Pak Mughizi adalah petugas listrik di wilayah Laweyan dan sekitarnya. Otomatis ia sering bertandang ke Pondok Al Muayyad untuk mengukur dan menagih bayaran listrik. Kebetulan beliau non muslim, keturunan Cina. Saat bertugas seringkali hanya memakai celana pendek dan tidak bisa berbahasa Jawa halus. Meski demikian, Mbah Umar menghormatinya, tanpa membedakan latar belakang yang ada. (Baca: Pengagum Jenggot Tanggung Mengkritik Kiai Kampung)

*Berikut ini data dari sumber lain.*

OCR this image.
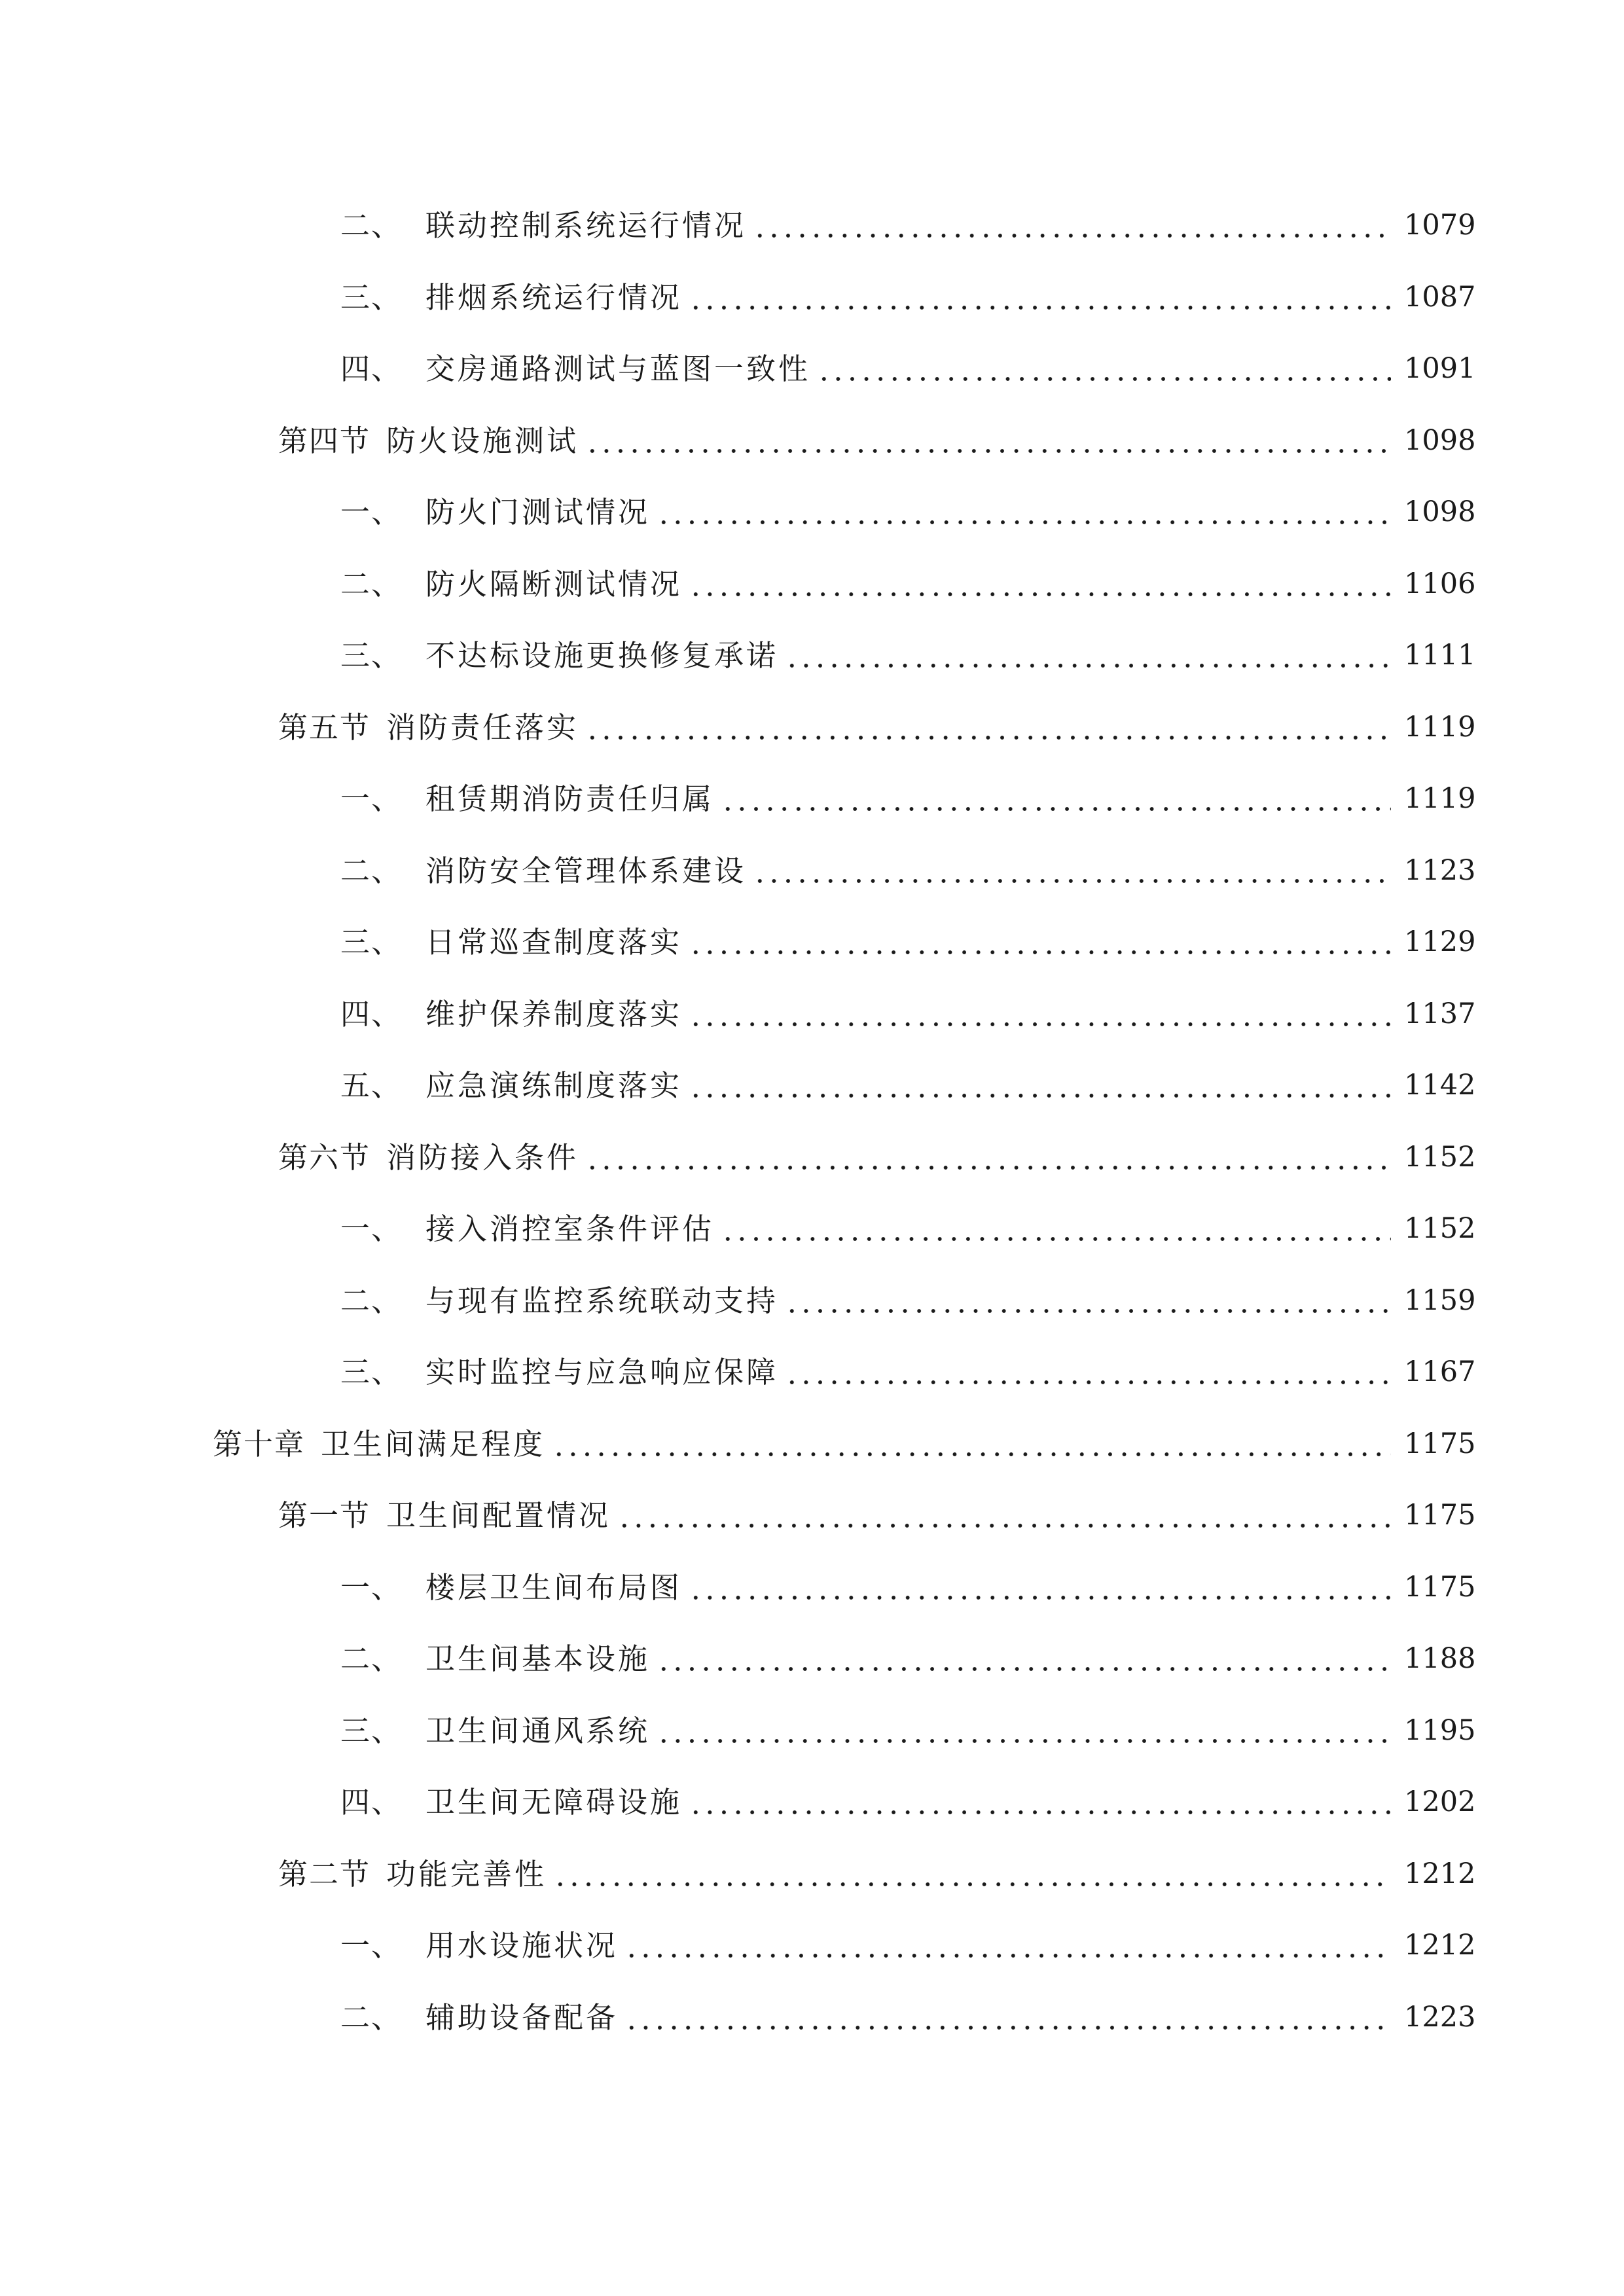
二、 联动控制系统运行情况	1079
三、 排烟系统运行情况	1087
四、 交房通路测试与蓝图一致性	1091
第四节 防火设施测试	1098
一、 防火门测试情况	1098
二、 防火隔断测试情况	1106
三、 不达标设施更换修复承诺	1111
第五节 消防责任落实	1119
一、 租赁期消防责任归属	1119
二、 消防安全管理体系建设	1123
三、 日常巡查制度落实	1129
四、 维护保养制度落实	1137
五、 应急演练制度落实	1142
第六节 消防接入条件	1152
一、 接入消控室条件评估	1152
二、 与现有监控系统联动支持	1159
三、 实时监控与应急响应保障	1167
第十章 卫生间满足程度	1175
第一节 卫生间配置情况	1175
一、 楼层卫生间布局图	1175
二、 卫生间基本设施	1188
三、 卫生间通风系统	1195
四、 卫生间无障碍设施	1202
第二节 功能完善性	1212
一、 用水设施状况	1212
二、 辅助设备配备	1223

Mbah Umar selalu dengan senang hati mengajak Pak Mughizi berbincang ringan. Untuk menjaga perasaannya, Mbah Umar menghindari pembicaraan ihwal agama. Sama sekali tidak pernah diajak masuk islam, hanya obrolan ringan mengenai keluarga, pekerjaan dan semacamnya.

Entah bagaimana ceritanya (mungkin kepencut akhlak Mbah Umar), alhamdulillah Pak Mughizi mendapat hidayah masuk Islam. Semua menyambut dengan suka cita. Saat beliau khitan, keluarga PP Al Muayyad lah yang mandegani (mengurus), mernah-mernahke (memberi arahan) dalam hajat bersejarah dalam hidup Pak Mughizi itu.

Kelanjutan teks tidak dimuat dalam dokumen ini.